Tax issues and economic vulnerability make Connecticut’s nuclear power plant one of 12 most at risk of shutdown, according to a new academic study.
The report from the Institute for Energy and the Environment at Vermont Law School comes just two months after Connecticut legislators balked at extending a controversial tax on power generators for another two years.
Millstone also is one of 38 nuclear facilities the report says is at risk of early retirement not only due to taxes, but also from competition from lower-cost energy sources, shrinking demand, costly repairs and other rising operating costs.
Nine major nuclear reactors either have closed or abandoned plans to increase their maximum power capacity over the past few months.
“Recent developments have sent what are truly shock waves through the industry and Wall Street,” said Mark Cooper, the institute’s senior fellow for economic analysis and author of the report. “The spate of early retirements and decisions to forego uprates magnify the importance of the fact that the “nuclear renaissance” has failed to produce a new fleet of reactors in the U.S.
“With little chance that the cost of new reactors will become competitive with low-carbon alternatives, … we need to start preparing now for more early retirements” of nuclear plants.
The fear that the two plants at Millstone Point could be pushed into early retirement prompted lawmakers in the spring to dump most of a proposal from Gov. Dannel P. Malloy to extend what was supposed to be a one-year tax on power plants for another 24 months.
The tax raised about $70 million last fiscal year. Millstone’s owner, Richmond, Va.-based Dominion Resources, paid about 60 percent of those funds. And company officials said that while the cost hadn’t been passed onto the electricity market — and ultimately onto ratepayers — in the first year, things would change if there was a two-year extension.
About a dozen legislators, primarily from the state’s southeastern corner where Millstone is located, began organizing opposition almost immediately.
They argued that consumer rates would be at risk of rising. Millstone generates 17 million megawatt hours per year, about 45 percent of the state’s annual power needs.

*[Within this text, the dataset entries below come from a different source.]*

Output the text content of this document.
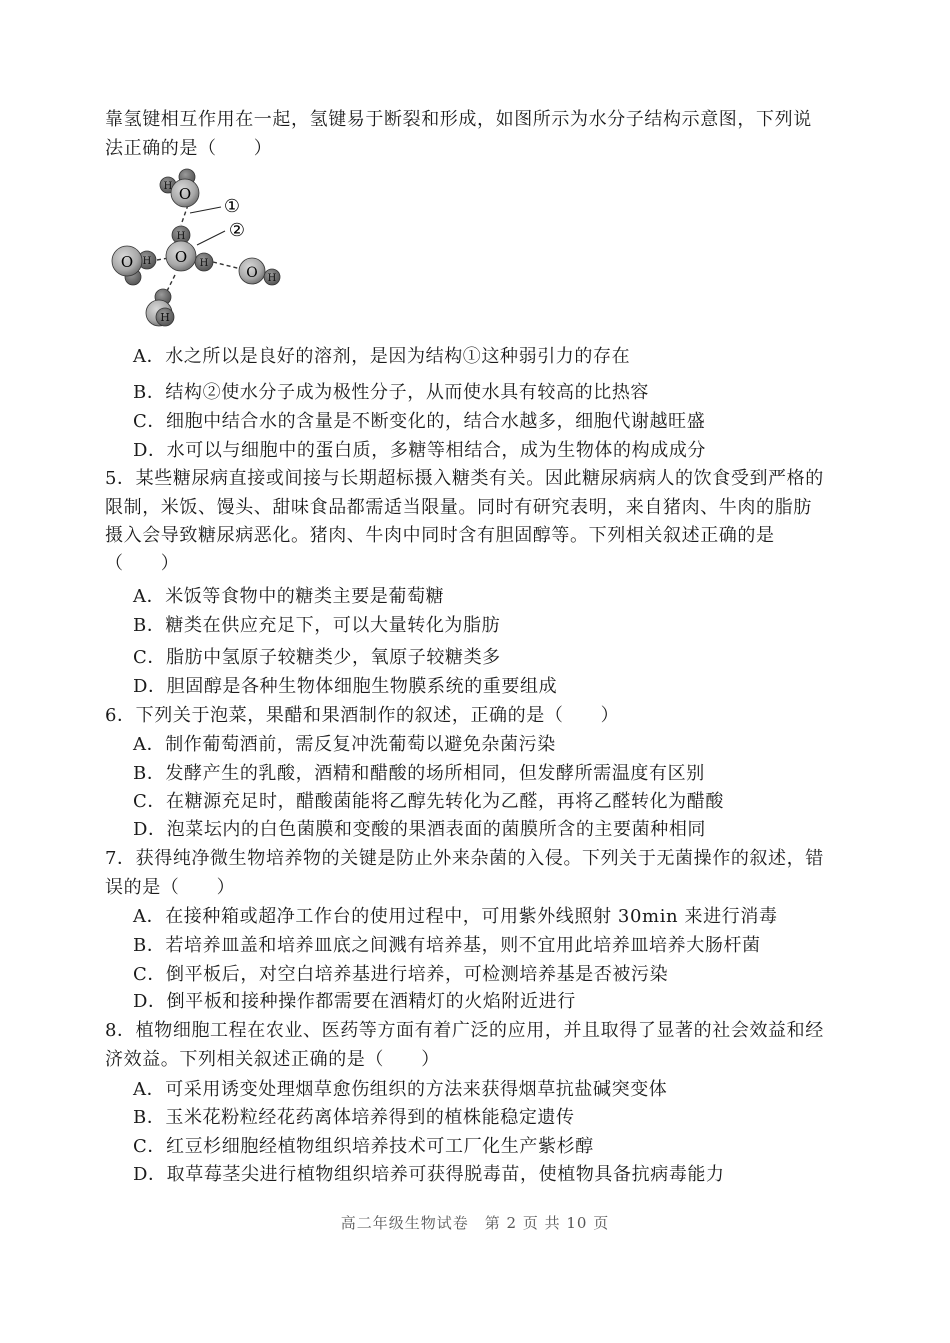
靠氢键相互作用在一起，氢键易于断裂和形成，如图所示为水分子结构示意图，下列说
法正确的是（　　）
O
H
O
H
H
O H
O H
H
①
②
A．水之所以是良好的溶剂，是因为结构①这种弱引力的存在
B．结构②使水分子成为极性分子，从而使水具有较高的比热容
C．细胞中结合水的含量是不断变化的，结合水越多，细胞代谢越旺盛
D．水可以与细胞中的蛋白质，多糖等相结合，成为生物体的构成成分
5．某些糖尿病直接或间接与长期超标摄入糖类有关。因此糖尿病病人的饮食受到严格的
限制，米饭、馒头、甜味食品都需适当限量。同时有研究表明，来自猪肉、牛肉的脂肪
摄入会导致糖尿病恶化。猪肉、牛肉中同时含有胆固醇等。下列相关叙述正确的是
（　　）
A．米饭等食物中的糖类主要是葡萄糖
B．糖类在供应充足下，可以大量转化为脂肪
C．脂肪中氢原子较糖类少，氧原子较糖类多
D．胆固醇是各种生物体细胞生物膜系统的重要组成
6．下列关于泡菜，果醋和果酒制作的叙述，正确的是（　　）
A．制作葡萄酒前，需反复冲洗葡萄以避免杂菌污染
B．发酵产生的乳酸，酒精和醋酸的场所相同，但发酵所需温度有区别
C．在糖源充足时，醋酸菌能将乙醇先转化为乙醛，再将乙醛转化为醋酸
D．泡菜坛内的白色菌膜和变酸的果酒表面的菌膜所含的主要菌种相同
7．获得纯净微生物培养物的关键是防止外来杂菌的入侵。下列关于无菌操作的叙述，错
误的是（　　）
A．在接种箱或超净工作台的使用过程中，可用紫外线照射 30min 来进行消毒
B．若培养皿盖和培养皿底之间溅有培养基，则不宜用此培养皿培养大肠杆菌
C．倒平板后，对空白培养基进行培养，可检测培养基是否被污染
D．倒平板和接种操作都需要在酒精灯的火焰附近进行
8．植物细胞工程在农业、医药等方面有着广泛的应用，并且取得了显著的社会效益和经
济效益。下列相关叙述正确的是（　　）
A．可采用诱变处理烟草愈伤组织的方法来获得烟草抗盐碱突变体
B．玉米花粉粒经花药离体培养得到的植株能稳定遗传
C．红豆杉细胞经植物组织培养技术可工厂化生产紫杉醇
D．取草莓茎尖进行植物组织培养可获得脱毒苗，使植物具备抗病毒能力
高二年级生物试卷　第 2 页 共 10 页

The attorneys general of Rhode Island and Massachusetts agreed, and since Millstone is the largest power generator for the network that serves New England, they sent letters to Connecticut officials urging them to end the generator tax.
But many Connecticut lawmakers also were worried about the nearly 1,100 full-time jobs at Millstone Point, and what would happen to the southeastern corner’s labor base if the plants were to close early.
Dominion already has been scaling back its generation capabilities in the Northeast.
It sold a coal-powered plant in Salem, Mass., last August and recently reached an agreement to sell another coal-burning facility in Brayton Point, Mass.
The company also closed a nuclear plant in Kewaunee, Wisc., in May for economic reasons and will gradually eliminate 600 jobs there as the facility is decommissioned.
“It was very important to the economy in that part of the state” to end the tax soon, said Rep. Patricia Widlitz, D-Guilford, co-chairwoman of the tax-writing Finance, Revenue and Bonding Committee. “The conversation among the Finance (committee) caucus, and among all of my colleagues, was that we had to understand a commitment was made” to limit the tax to one year.
The finance panel proposed ending the tax as originally scheduled on June 30 of this year, and replacing the lost revenue with additional borrowing.
And even after new estimates in late April reduced expectations for tax revenues in the new state budget, lawmakers resisted another push from the administration to maintain the generator tax for two more years.
A final compromise did extend the tax, but only for three months, through Sept. 30.
“I think they (legislators) realized they didn’t want to have the only tax on electricity production in the country,” said Kevin Hennessy, director of government affairs for Dominion’s New England region. “They acknowledged what is happening in the industry and that there would be harm if this tax was continued” for two years.